By definition, any metanalysis serves from the amalgam of data comprised by works previously performed. Metanalyses, therefore, may become outdated, and need to be re-processed as fresh data is released in the literature. Recently, Escaned et al.[7] assessed the safety of the deferral of coronary revascularization based on invasive functional evaluation (instantaneous wave-free ratio [iFR] and FFR.[7] The safety of deferral of coronary revascularization in the pooled per-protocol population (n = 4,486) of the DEFINE-FLAIR (Functional Lesion Assessment of Intermediate Stenosis to Guide Revascularisation) and iFR-SWEDEHEART (Instantaneous Wave-Free Ratio Versus Fractional Flow Reserve in Patients With Stable Angina Pectoris or Acute Coronary Syndrome) randomized clinical trials was investigated.

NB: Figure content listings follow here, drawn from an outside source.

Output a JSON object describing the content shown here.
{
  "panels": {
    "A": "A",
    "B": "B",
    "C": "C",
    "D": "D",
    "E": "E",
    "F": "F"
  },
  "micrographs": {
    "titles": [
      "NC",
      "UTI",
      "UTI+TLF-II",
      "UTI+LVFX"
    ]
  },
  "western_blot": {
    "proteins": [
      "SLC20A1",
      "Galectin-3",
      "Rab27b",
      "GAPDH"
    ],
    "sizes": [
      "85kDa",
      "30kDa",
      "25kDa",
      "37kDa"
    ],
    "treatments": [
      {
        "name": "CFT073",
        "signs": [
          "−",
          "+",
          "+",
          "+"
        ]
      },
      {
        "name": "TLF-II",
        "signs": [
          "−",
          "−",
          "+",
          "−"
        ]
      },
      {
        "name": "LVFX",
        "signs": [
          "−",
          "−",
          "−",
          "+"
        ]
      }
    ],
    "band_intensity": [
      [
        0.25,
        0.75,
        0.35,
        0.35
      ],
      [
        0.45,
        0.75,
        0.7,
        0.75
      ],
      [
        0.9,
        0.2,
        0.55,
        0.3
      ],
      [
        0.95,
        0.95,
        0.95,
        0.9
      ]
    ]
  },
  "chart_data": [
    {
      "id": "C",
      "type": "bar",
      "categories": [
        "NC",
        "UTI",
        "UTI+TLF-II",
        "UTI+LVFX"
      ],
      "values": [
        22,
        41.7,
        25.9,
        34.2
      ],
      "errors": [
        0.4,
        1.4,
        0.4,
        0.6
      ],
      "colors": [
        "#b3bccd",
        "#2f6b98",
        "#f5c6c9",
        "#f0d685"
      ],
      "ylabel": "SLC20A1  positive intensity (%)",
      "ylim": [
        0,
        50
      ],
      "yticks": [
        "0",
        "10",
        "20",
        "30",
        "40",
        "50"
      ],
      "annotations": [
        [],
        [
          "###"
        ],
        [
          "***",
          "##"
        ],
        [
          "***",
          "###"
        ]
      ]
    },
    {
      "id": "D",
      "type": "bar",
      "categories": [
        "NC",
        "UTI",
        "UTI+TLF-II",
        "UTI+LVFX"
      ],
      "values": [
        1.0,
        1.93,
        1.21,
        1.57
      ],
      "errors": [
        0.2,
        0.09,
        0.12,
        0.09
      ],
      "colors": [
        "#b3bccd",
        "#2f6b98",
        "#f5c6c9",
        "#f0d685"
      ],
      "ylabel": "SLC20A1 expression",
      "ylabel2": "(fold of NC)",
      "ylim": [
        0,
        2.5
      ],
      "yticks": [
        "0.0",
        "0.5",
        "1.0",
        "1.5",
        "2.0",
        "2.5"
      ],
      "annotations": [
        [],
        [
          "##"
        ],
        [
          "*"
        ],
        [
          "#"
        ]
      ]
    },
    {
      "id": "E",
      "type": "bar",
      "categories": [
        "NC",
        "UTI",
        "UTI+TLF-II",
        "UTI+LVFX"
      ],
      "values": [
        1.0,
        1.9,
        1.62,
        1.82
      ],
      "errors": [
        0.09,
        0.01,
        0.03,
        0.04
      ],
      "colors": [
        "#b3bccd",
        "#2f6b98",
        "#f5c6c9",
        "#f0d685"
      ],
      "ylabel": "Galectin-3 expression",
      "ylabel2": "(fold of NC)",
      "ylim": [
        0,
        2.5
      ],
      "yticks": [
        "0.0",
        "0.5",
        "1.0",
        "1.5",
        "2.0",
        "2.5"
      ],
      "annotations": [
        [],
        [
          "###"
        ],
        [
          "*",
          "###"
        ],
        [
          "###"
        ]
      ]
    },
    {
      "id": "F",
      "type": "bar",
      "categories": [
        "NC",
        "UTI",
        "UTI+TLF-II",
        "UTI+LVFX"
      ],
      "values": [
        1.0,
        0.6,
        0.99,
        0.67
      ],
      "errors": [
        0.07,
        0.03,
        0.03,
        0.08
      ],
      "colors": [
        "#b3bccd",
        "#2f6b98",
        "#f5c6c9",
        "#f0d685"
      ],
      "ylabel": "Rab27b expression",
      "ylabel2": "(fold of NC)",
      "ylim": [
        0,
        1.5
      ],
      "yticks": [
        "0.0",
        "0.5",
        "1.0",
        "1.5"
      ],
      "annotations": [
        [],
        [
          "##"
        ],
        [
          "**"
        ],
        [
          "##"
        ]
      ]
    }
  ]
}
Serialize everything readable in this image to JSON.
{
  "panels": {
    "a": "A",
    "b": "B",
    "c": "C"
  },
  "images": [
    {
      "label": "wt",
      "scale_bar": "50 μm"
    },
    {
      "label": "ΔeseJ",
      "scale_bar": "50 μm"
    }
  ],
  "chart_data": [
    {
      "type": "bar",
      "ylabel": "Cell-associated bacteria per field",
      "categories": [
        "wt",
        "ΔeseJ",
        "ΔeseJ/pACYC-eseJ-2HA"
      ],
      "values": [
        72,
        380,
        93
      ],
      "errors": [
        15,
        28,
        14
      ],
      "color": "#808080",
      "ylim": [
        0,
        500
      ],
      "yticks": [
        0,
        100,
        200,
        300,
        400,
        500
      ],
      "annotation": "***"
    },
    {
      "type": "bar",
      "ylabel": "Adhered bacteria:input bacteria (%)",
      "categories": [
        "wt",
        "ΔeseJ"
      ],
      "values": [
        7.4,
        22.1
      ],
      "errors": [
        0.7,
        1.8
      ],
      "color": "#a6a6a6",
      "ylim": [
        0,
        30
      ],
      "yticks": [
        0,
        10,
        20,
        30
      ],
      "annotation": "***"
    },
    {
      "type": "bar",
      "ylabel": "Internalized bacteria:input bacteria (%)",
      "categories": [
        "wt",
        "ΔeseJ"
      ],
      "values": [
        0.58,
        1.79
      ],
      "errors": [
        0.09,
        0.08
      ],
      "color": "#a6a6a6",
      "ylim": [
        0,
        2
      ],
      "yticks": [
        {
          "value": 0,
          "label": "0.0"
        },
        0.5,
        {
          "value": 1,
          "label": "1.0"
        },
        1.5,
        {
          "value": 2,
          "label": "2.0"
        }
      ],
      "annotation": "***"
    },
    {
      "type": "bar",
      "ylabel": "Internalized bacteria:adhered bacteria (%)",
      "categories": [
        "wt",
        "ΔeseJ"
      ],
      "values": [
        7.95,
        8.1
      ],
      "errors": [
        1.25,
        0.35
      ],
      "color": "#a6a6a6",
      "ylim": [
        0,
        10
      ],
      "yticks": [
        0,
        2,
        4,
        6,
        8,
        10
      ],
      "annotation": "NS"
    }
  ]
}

Unfortunately, this study was not included in the metanalysis by Martins et al.[6]. Escaned et al.[7] demonstrated that, overall, deferral of revascularization is equally safe with both iFR and FFR, with a low MACE rate of about 4%. The clinical presentation with ACS was associated with a higher MACE (MACE = major adverse cardiac events, defined as the composite of all-cause death, nonfatal myocardial infarction, or unplanned revascularization at 1 year) rate compared with SAP in deferred patients (5.91% vs. 3.64% in ACS and SAP, respectively; fully adjusted hazard ratio: 0.61 in favor of SAP; 95% confidence interval: 0.38 to 0.99; p = 0.04).

The higher risk for physiology-based stenosis deferral in patients with ACS may reflect the different physiological conditions from those with SAP. The microcirculatory vasodilation during hyperemia may be transiently affected in the acute phase of ACS, also in territories far from the culprit lesions.[8] Another factor related to this higher prevalence of events in ACS may be the widespread coronary inflammation in these patients.[8] Buffon et al.[9] have shown a depletion of the neutrophil myeloperoxidase content in blood from the great cardiac and femoral vein in patients with ACS, regardless of the site of the stenosis.[9] This was not present in patients with stable angina and multiple stenosis, patients with variant angina and recurrent ischemia, or controls. The myeloperoxidase content is an index of advanced inflammatory activation and its depletion in ACS can be translated as a widespread activation of neutrophils across the coronary vascular bed.

Today, interventional cardiologists have a vast diagnostic armamentarium to be used in the cath lab as adjunctive tools (e.g. FFR, intravascular ultrasound, optical coherence tomography). The question to be answered in the coming years is how to align the currently available scientific information to provide the best decision algorithms in selecting the most appropriate candidates for myocardial revascularization.